Which states will build the most EV batteries in 2030?

Planned EV battery factory capacity in North America by 2030. Data updated to November.

US Department of Energy, Argonne National Lab

Georgia, Kentucky and Michigan will dominate EV battery manufacturing in the United States by 2030.

Each of these three states will be able to produce between 97 and 136 gigawatt hours of electric vehicle batteries per year by 2030, according to the plans they have set.

Kansas, North Carolina, Ohio and Tennessee will also be key players, with projected capacity of 46 to 97 gigawatt hours of battery production for electric vehicles per year by 2030.

That projected production capacity was highlighted Monday by the US Department of Energy based on a November 2022 report by Argonne National Laboratory in November.

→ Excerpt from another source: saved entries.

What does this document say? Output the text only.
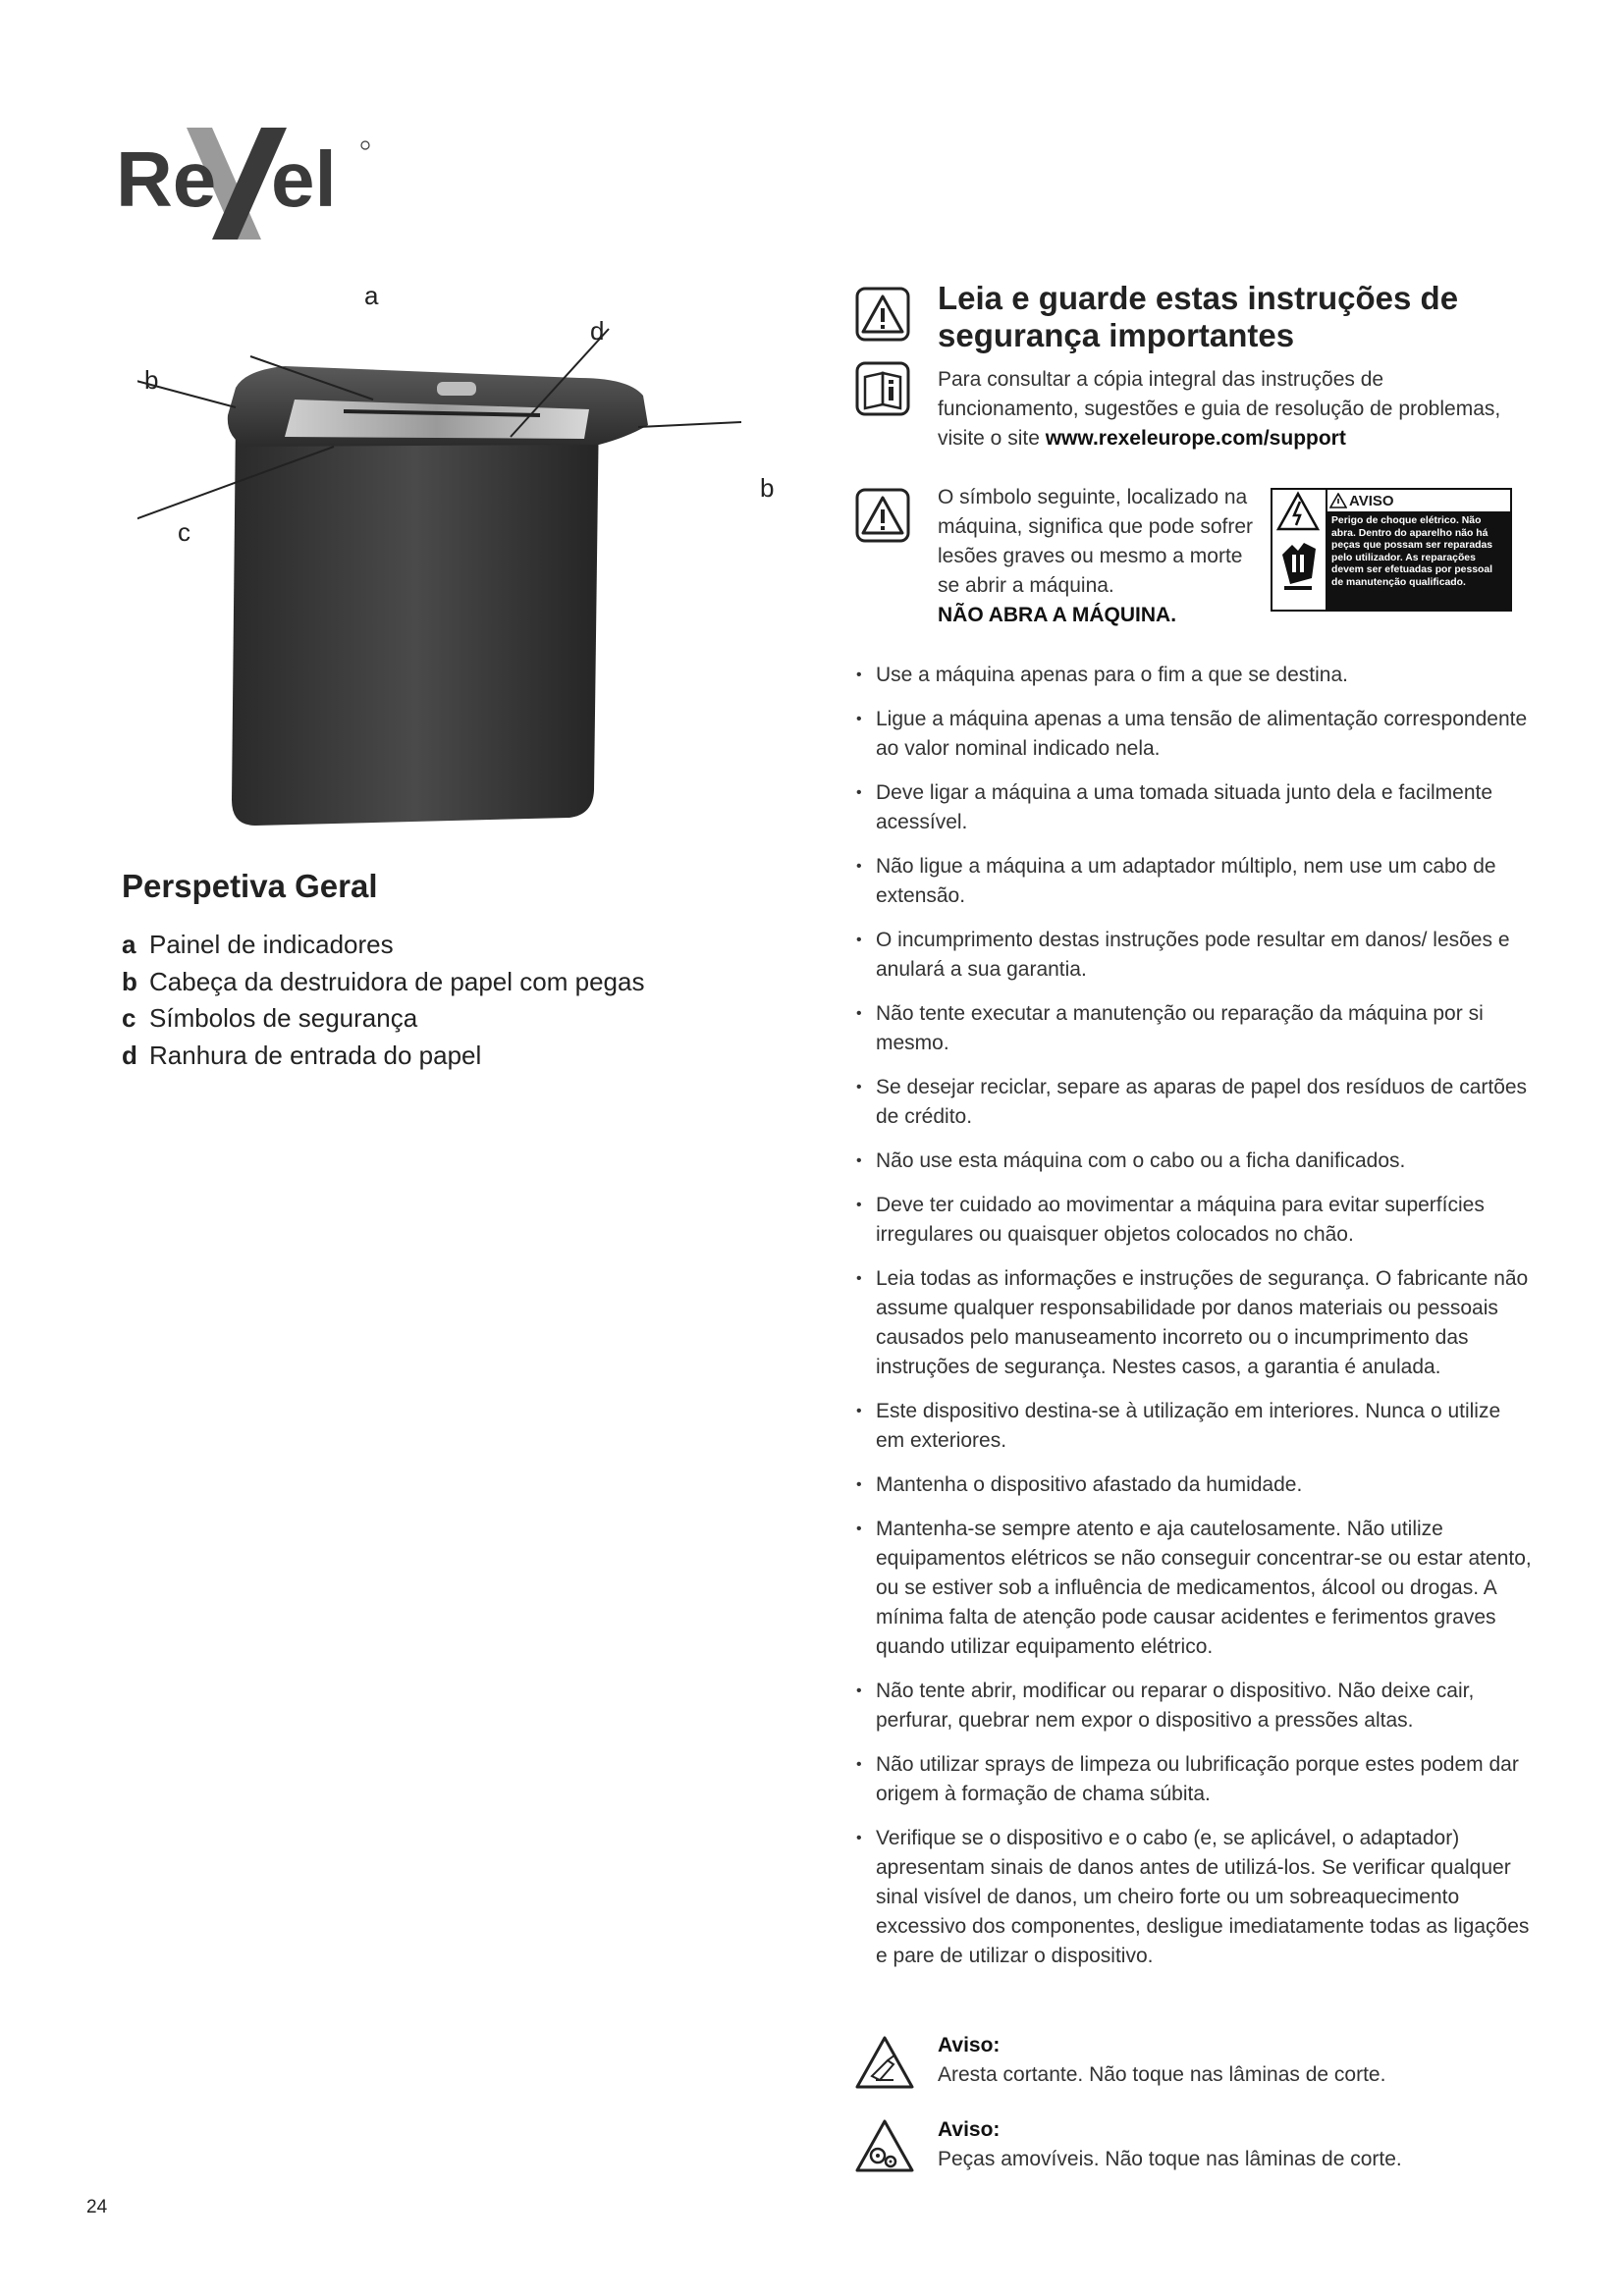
Re el
a
b
d
b
c
Perspetiva Geral
a Painel de indicadores
b Cabeça da destruidora de papel com pegas
c Símbolos de segurança
d Ranhura de entrada do papel
Leia e guarde estas instruções de segurança importantes
Para consultar a cópia integral das instruções de funcionamento, sugestões e guia de resolução de problemas, visite o site www.rexeleurope.com/support
O símbolo seguinte, localizado na máquina, significa que pode sofrer lesões graves ou mesmo a morte se abrir a máquina.
NÃO ABRA A MÁQUINA.
AVISO
Perigo de choque elétrico. Não abra. Dentro do aparelho não há peças que possam ser reparadas pelo utilizador. As reparações devem ser efetuadas por pessoal de manutenção qualificado.
• Use a máquina apenas para o fim a que se destina.
• Ligue a máquina apenas a uma tensão de alimentação correspondente ao valor nominal indicado nela.
• Deve ligar a máquina a uma tomada situada junto dela e facilmente acessível.
• Não ligue a máquina a um adaptador múltiplo, nem use um cabo de extensão.
• O incumprimento destas instruções pode resultar em danos/ lesões e anulará a sua garantia.
• Não tente executar a manutenção ou reparação da máquina por si mesmo.
• Se desejar reciclar, separe as aparas de papel dos resíduos de cartões de crédito.
• Não use esta máquina com o cabo ou a ficha danificados.
• Deve ter cuidado ao movimentar a máquina para evitar superfícies irregulares ou quaisquer objetos colocados no chão.
• Leia todas as informações e instruções de segurança. O fabricante não assume qualquer responsabilidade por danos materiais ou pessoais causados pelo manuseamento incorreto ou o incumprimento das instruções de segurança. Nestes casos, a garantia é anulada.
• Este dispositivo destina-se à utilização em interiores. Nunca o utilize em exteriores.
• Mantenha o dispositivo afastado da humidade.
• Mantenha-se sempre atento e aja cautelosamente. Não utilize equipamentos elétricos se não conseguir concentrar-se ou estar atento, ou se estiver sob a influência de medicamentos, álcool ou drogas. A mínima falta de atenção pode causar acidentes e ferimentos graves quando utilizar equipamento elétrico.
• Não tente abrir, modificar ou reparar o dispositivo. Não deixe cair, perfurar, quebrar nem expor o dispositivo a pressões altas.
• Não utilizar sprays de limpeza ou lubrificação porque estes podem dar origem à formação de chama súbita.
• Verifique se o dispositivo e o cabo (e, se aplicável, o adaptador) apresentam sinais de danos antes de utilizá-los. Se verificar qualquer sinal visível de danos, um cheiro forte ou um sobreaquecimento excessivo dos componentes, desligue imediatamente todas as ligações e pare de utilizar o dispositivo.
Aviso:
Aresta cortante. Não toque nas lâminas de corte.
Aviso:
Peças amovíveis. Não toque nas lâminas de corte.
24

To keep up with increasing demand for electric vehicles, the overall build-out of electric vehicle battery production capacity in North America will increase from 55 gigawatt hours per year in 2021 to almost 1,000 gigawatt hours per year by 2030. So far, the planned investment in these factories is more than $40 billion, according to an October report by the Federal Reserve Bank of Dallas.

The Ford Motor Co. and SK Innovation Co. electric vehicle and battery manufacturing complex under construction near Stanton, Tenn. on Tuesday, 20/09/2022.

Houston Cofield | Bloomberg | Getty Images

By 2030, this EV battery manufacturing capacity will support the manufacture of between 10 and 13 million fully electric vehicles per year, enabling the US to be a global EV competitor.

“Increasing battery manufacturing capacity more than 15-fold by 2030 will put the U.S. at the forefront of the EV market,” Nick Nigro, founder of public policy shop Atlas Public Policy, told CNBC.

“This capacity will provide more than enough batteries for the US to meet the Biden administration’s goal of 50% EV sales by 2030,” Nigro told CNBC. Atlas’ work covers both transport and climate policy.

The proposed wave of EV battery manufacturing facilities will be near EV assembly plants in North America, indicated by red dots on the chart.

“It really seems like they’re trying to lower their overall manufacturing costs here,” David Gohlke, one of the Argonne-based paper’s authors, told CNBC. “They have these relatively heavy batteries that they need to transport from the assembled battery site to their automotive assembly plant, and they need to make sure they have the infrastructure to do that.”

Nearly all of the proposed facilities in Argonne’s report will make lithium-ion batteries and will be joint ventures between automakers and battery makers such as Panasonic, Samsung, LG Chem or SK Innovation, Gohlke told CNBC.

In the future, it will also be important to train workers and ramp up the supply chains of the necessary minerals, Nigro told CNBC.

“The big challenge for the industry will be building a reliable supply chain and building the human capacity to get these factories up and running,” Nigro told CNBC.